Below in Figure 6.14.1 are portions of a vertical aerial photograph and a topographic map that show the same area, a synclinal ridge called "Little Mountain" on the Susquehanna River in central Pennsylvania. A linear clearing, cut for a power line, appears on both (highlighted in yellow on the map). The clearing appears crooked on the photograph due to relief displacement. Yet we know that an aerial image like this one was used to compile the topographic map. The air photo had to have been rectified to be used as a source for topographic mapping.
Below in FIgure 6.14.2 are portions of two aerial photographs showing Little Mountain. The two photos were taken from successive flight paths. The two perspectives can be used to create a stereopair.
Next, the stereopair is superimposed in an anaglyph image. Using your red/blue glasses, you should be able to see a three-dimensional image of Little Mountain in which the power line appears straight, as it would if you were able to see it in person. Notice that the height of Little Mountain is exaggerated due to the fact that the distance between the principal points of the two photos is not exactly proportional to the distance between your eyes.
Let's try that again. We need to make sure that you can visualize how stereoscopic viewing transforms overlapping aerial photographs from perspective views into planimetric views. The aerial photograph and topographic map portions below show the same features, a power line clearing crossing the Sinnemahoning Creek in Central Pennsylvania. The power line appears to bend as it descends to the creek because of relief displacement.
Two aerial photographs of the same area taken from different perspectives constitute a stereo pair.
By viewing the two photographs stereoscopically, we can transform them from two-dimensional perspective views to a single three-dimensional view in which the geometric distortions caused by relief displacement have been removed.

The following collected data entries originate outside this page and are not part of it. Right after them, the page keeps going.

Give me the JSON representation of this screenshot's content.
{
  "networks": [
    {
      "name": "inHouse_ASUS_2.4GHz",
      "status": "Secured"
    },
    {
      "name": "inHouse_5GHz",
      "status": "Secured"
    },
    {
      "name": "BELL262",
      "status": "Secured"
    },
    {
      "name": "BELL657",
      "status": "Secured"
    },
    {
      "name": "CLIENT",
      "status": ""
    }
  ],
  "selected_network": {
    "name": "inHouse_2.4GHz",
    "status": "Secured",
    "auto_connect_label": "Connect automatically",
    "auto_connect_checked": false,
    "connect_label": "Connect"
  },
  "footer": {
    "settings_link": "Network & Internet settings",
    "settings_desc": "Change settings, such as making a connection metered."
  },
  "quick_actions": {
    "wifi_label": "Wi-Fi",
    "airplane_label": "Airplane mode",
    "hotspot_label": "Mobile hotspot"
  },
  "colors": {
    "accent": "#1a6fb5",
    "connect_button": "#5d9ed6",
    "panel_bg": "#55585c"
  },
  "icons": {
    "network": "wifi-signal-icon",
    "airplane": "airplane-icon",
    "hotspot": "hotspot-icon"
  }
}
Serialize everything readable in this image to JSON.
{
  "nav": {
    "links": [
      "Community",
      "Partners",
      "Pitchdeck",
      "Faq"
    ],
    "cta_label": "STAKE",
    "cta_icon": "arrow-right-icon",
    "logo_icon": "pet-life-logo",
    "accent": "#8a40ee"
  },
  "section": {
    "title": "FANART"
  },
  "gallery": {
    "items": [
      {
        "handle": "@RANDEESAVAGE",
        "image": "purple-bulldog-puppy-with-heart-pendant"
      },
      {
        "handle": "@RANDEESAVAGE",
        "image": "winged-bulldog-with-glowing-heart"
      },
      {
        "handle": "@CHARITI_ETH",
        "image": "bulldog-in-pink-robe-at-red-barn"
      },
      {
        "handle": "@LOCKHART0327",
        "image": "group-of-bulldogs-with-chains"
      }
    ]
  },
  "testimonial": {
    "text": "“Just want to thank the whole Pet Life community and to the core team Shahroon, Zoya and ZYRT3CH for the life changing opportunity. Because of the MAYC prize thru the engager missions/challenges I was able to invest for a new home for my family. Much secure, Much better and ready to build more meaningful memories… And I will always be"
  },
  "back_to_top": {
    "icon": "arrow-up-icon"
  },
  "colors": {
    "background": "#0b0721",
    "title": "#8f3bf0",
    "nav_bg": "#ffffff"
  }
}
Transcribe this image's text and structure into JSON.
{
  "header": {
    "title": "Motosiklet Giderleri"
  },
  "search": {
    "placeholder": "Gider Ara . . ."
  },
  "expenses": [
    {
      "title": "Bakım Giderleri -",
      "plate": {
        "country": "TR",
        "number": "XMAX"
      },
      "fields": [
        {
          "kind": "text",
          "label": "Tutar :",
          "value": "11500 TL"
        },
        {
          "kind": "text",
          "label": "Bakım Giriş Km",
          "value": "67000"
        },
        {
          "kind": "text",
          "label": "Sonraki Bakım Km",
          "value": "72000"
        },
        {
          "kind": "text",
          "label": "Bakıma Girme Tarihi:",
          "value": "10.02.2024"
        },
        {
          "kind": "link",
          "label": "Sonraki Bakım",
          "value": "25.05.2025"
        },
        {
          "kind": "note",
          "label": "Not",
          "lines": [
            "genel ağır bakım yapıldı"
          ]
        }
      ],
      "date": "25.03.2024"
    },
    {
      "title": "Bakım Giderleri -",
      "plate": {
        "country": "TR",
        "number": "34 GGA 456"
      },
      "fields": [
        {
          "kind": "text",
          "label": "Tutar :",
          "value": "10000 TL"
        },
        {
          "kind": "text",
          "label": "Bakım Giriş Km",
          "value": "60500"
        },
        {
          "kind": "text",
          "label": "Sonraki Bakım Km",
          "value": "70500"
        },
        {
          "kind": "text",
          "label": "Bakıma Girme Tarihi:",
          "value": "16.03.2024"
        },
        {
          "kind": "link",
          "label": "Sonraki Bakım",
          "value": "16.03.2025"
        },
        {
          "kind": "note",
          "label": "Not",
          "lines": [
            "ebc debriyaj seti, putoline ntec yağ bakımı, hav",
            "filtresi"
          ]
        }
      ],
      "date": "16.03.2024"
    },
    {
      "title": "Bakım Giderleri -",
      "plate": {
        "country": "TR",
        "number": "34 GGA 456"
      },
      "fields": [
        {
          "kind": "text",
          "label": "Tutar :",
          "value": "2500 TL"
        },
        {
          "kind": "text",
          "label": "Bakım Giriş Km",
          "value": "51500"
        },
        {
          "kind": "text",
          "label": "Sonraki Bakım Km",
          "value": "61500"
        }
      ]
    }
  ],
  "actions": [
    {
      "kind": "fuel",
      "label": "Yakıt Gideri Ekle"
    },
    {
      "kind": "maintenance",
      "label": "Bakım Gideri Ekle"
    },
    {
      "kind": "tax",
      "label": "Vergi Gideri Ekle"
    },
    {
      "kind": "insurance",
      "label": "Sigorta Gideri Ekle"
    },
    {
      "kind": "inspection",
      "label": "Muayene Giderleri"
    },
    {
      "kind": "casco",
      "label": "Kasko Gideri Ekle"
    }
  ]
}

Photogrammetrists use instruments called stereoplotters to trace, or compile, the data shown on topographic maps from stereoscopic images like the ones you've seen here. The operator pictured below is viewing a stereoscopic model similar to the one you see when you view the anaglyph stereo images with red/blue glasses. A stereopair is superimposed on the right-hand screen of the operator's workstation. The left-hand screen shows dialog boxes and command windows through which she controls the stereoplotter software. Instead of red/blue glasses, the operator is wearing glasses with polarized lens filters that allow her to visualize a three-dimensional image of the terrain. She handles a 3-D mouse that allows her to place a cursor on the terrain image within inches of its actual horizontal and vertical position.